Par rapport aux médecins de plateaux, « oui, on a vu des dérapages, on a vu des gens qui n’avaient aucune expertise prendre tout à coup la grosse tête et qui pouvaient avoir des conflits d’intérêts ».
◆ Une mise en garde prémonitoire ?
« Regardons ce qui s’est passé pour l’avenir parce que ça peut recommencer… Bien sûr, ça peut recommencer, et d’abord le Covid n’est pas fini, et on le voit bien. En ce moment, vous avez tous autour de vous des personnes qui font le Covid, mais ça se passe bien parce qu’on a une barrière, soit naturelle, soit vaccinale qui nous protège, mais un variant peut de nouveau arriver. […] Imaginez qu’on ait d’ici quelques années, le plus loin possible, mais en raison de tout ce qui arrive, des changements climatiques, des mouvements migratoires, des crises géopolitiques qui surviennent, un virus qui, au lieu de toucher préférentiellement les personnes âgées, toucherait préférentiellement les enfants, avec des mesures extrêmement difficiles qui seraient à prendre ! »

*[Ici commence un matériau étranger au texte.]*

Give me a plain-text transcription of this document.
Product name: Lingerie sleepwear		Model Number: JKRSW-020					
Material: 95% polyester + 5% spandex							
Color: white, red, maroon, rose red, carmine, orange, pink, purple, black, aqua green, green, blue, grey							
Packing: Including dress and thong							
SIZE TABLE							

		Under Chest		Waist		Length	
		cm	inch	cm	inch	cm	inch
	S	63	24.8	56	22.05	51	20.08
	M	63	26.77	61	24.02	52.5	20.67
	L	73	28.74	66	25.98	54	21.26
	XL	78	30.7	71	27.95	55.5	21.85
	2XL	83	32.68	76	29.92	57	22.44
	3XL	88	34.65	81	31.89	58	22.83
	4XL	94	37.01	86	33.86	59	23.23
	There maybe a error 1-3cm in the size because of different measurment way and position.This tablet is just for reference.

Quand on écoute avec attention l’intervention intégrale du Pr Delfraissy, on se doute bien que si ce genre de crise se reproduisait et s’il était à nouveau à la tête du Conseil scientifique, seraient à nouveau préconisés le vaccin et l’obligation vaccinale, les confinements, les pass, les nouveaux médicaments plutôt que d’autres traitements, et peut-être encore plus de censure médiatique. Et que seraient à nouveau mis en avant des médecins ne doutant pas des vaccins, plutôt que des médecins comme le Pr Raoult ou le Pr Perronne.